Why would federal employees want to keep secret communications that mostly have nothing to do with national security? Such a practice gives much credence to the ‘Deep State’ allegations tossed around by opponents of authoritarianism and credible opponents of fascism. If bureaucrats don’t answer to ‘We, the people,” who do you think they answer to?
Even if JW succeeds in the lawsuit, much of the material requested may have simply vanished into galaxies beyond cyberspace.
No good can come of a government whose unionized employees, largely voting as a bloc for a single political party, can conduct messaging and business in darkness. Such practices represent a risk to the Republic as great as any terrorist threat.

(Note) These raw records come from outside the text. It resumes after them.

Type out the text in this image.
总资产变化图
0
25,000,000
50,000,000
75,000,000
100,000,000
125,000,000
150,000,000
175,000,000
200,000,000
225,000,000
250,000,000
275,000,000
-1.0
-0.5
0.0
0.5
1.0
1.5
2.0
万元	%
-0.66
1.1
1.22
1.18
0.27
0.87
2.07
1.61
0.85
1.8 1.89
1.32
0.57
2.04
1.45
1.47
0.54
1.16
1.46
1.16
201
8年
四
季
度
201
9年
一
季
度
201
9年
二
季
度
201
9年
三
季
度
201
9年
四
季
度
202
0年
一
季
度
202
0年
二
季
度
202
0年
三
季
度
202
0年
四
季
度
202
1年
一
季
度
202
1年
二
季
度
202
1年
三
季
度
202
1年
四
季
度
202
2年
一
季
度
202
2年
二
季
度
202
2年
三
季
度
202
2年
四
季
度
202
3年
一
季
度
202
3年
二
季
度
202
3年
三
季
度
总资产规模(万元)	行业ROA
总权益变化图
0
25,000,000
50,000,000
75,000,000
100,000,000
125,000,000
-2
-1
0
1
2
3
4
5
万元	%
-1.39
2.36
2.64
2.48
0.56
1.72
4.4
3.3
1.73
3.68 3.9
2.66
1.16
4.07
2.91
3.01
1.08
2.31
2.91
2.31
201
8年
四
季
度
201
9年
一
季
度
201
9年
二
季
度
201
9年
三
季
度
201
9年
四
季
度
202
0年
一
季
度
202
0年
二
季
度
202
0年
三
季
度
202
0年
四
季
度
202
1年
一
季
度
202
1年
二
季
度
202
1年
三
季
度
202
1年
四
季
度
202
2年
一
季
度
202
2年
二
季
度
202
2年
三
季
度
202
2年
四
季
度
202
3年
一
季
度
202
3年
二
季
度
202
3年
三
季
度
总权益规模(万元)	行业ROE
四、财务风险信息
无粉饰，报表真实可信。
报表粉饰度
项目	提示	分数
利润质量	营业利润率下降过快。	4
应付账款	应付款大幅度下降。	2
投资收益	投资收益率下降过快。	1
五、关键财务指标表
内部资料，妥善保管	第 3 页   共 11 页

Philosophically speaking, it seems to me that all federal records, except extremely sensitive records having to do with national security or military operations, should be readily available to taxpayers. It seems to me that any information or communication generated on taxpayers’ dollars comprises intellectual property that belongs to all of us.
President Donald Trump has pledged to reform the federal bureaucracy. I believe a large component of that structure has gone rogue. It is way past time to do something about it, and I hope reform is a promise Trump will keep.
The worst action John F. Kennedy took as president was his executive order permitting collective bargaining for federal employees. The taxpayer has no viable representation in curtailing a bureaucracy gone rogue. JFK’s action was an epic quid pro quo for his union allies whose efforts, some extremely suspect, enabled him to capture the White House.
Meanwhile, FOIA should be broadened. The same property rights should apply to information generated by Congress and the Judicial Branch as well.
At present, communications in the private sector are smartly conducted as though someone is looking over your shoulder, specifically some government employee targeting you or your company. In a free republic, it should be the other way around.